2 Replies to “What is ‘real’ Innovation?”

  1. First of all I hope your getting kick-backs from Simon Sinek. Second of all innovation is hard today. What is innovative? What is a new product for that matter? A totally new product is almost impossible if not impossible in this day and age. And I'm not talking about the jaded take and existing product and put a clock in it kind of thing or in this day and age take and existing product and put the internet into it.
    No product or invention exists in a vacuum, all innovation is to some degree reliant on past invention and discoveries. I would also argue that innovation is reliant on the society as much as inspiration. You mentioned the fax machine, well this is a case in point, the fax machine or Pantelegraph as it was known had been around since 1846 in fact Napoleon used one to transmit sketches of his conquests back to France. Yet it wasn't a revolution till the 1980's over 120 years after it had been invented….why?
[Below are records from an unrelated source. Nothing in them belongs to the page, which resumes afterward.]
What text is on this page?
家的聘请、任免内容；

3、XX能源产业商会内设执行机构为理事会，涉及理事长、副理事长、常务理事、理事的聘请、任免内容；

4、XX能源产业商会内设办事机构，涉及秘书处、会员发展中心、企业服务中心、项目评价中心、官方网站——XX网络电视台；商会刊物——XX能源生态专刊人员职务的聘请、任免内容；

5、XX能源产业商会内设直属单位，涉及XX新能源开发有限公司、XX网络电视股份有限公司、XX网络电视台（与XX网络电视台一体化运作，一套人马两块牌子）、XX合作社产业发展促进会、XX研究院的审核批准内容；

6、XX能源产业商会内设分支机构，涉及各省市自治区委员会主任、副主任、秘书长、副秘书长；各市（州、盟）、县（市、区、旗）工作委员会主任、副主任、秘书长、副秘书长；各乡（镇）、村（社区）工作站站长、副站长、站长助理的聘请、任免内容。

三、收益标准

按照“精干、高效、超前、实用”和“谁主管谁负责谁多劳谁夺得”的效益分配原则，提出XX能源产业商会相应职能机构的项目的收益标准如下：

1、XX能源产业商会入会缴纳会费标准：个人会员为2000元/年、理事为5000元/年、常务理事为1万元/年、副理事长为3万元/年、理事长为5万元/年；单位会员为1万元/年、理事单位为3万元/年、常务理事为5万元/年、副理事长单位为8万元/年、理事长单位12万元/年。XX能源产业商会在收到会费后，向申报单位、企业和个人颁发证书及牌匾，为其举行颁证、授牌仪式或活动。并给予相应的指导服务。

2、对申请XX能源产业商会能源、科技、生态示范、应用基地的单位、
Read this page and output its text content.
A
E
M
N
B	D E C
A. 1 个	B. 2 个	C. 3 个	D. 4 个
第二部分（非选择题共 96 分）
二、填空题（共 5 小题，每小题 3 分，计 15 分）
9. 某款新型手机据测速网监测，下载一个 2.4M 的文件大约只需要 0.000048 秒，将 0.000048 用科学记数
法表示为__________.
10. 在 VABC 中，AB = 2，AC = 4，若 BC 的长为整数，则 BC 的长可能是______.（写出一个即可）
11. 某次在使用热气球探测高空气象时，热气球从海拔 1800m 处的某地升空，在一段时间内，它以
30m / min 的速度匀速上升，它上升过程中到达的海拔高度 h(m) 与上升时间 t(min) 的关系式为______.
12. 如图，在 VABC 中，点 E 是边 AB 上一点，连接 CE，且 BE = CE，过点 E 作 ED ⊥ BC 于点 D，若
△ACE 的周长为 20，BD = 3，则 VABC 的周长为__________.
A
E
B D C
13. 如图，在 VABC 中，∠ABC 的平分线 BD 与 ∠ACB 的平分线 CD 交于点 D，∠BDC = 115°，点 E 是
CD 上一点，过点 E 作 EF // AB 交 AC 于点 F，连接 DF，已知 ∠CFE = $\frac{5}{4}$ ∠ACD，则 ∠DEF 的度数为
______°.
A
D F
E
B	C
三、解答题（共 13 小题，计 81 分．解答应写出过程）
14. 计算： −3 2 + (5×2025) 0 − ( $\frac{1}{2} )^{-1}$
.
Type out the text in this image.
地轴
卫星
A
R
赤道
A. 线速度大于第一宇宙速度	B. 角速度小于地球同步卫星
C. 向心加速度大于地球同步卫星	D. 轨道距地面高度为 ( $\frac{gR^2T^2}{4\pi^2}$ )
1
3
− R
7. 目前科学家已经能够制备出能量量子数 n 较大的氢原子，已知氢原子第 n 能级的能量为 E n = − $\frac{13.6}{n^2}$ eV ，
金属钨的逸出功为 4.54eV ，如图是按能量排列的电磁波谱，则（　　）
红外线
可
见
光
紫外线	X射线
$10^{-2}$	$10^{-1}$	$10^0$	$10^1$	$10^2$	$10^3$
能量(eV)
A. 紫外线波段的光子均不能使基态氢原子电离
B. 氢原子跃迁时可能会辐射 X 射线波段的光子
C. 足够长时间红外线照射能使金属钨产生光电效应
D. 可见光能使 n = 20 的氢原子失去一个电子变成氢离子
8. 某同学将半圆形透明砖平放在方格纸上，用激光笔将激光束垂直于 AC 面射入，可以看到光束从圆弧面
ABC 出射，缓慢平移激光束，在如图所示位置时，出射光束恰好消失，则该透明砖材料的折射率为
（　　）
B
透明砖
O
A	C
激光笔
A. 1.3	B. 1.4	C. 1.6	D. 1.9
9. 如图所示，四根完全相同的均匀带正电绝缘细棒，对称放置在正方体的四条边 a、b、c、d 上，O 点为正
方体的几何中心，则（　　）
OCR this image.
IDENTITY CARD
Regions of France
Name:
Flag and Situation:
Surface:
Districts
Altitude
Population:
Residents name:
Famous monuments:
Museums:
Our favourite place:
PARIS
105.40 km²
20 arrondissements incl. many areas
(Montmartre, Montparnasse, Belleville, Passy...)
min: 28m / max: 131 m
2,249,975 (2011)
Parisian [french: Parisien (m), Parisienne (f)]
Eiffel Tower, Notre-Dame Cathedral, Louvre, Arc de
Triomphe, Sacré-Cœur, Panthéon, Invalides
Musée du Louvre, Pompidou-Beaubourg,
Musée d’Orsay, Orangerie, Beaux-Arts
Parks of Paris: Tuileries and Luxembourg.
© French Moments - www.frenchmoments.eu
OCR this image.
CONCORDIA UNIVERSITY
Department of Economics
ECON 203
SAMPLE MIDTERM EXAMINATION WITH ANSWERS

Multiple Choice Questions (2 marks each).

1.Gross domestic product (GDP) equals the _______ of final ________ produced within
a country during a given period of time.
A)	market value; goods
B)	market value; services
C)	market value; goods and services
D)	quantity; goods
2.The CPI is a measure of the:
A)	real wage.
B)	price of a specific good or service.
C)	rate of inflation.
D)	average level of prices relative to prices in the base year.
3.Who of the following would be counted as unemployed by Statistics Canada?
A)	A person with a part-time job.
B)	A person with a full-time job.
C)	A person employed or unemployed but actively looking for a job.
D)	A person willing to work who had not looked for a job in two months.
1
Well for one thing telephone infrastructure had to catch up with it then the cost of three key technologies had to drop through production and customer acceptance.
    So to innovate in the way that Simon Sinek wants too you have to innovate for your audience. There are myriad of examples of innovations that were clearly better than the alternatives not being taken up by the public.
    Betamax, The EV1, The Amiga, The Acorn. Edison may have been lauded for inventing the light-bulb (he didn't) but he almost cost the world Alternating Current which would have put the propagation of electricity around the world back 20 years. So where is the incentive to innovate when all the truly innovative products get looked over for better marketed safer ones? Take Xerox in the late 70's they too the brightest people from around the world, gave them jobs and told them Innovate!! So they did and out of Parcs came the GUI, computer networking, the Laser printer, the 32bit OS. And what happened? It got stolen by Apple and Microsoft.

  2. For all intent of businesses these days innovation is being defined as

    New to world products.
    New product lines.
    Product amendments.
    Product rebranding.
    As well as a few other definitions.

    A simple rebranding of one product may generate huge amounts of profits.

    Being inventive compared to innovative is where lines cross.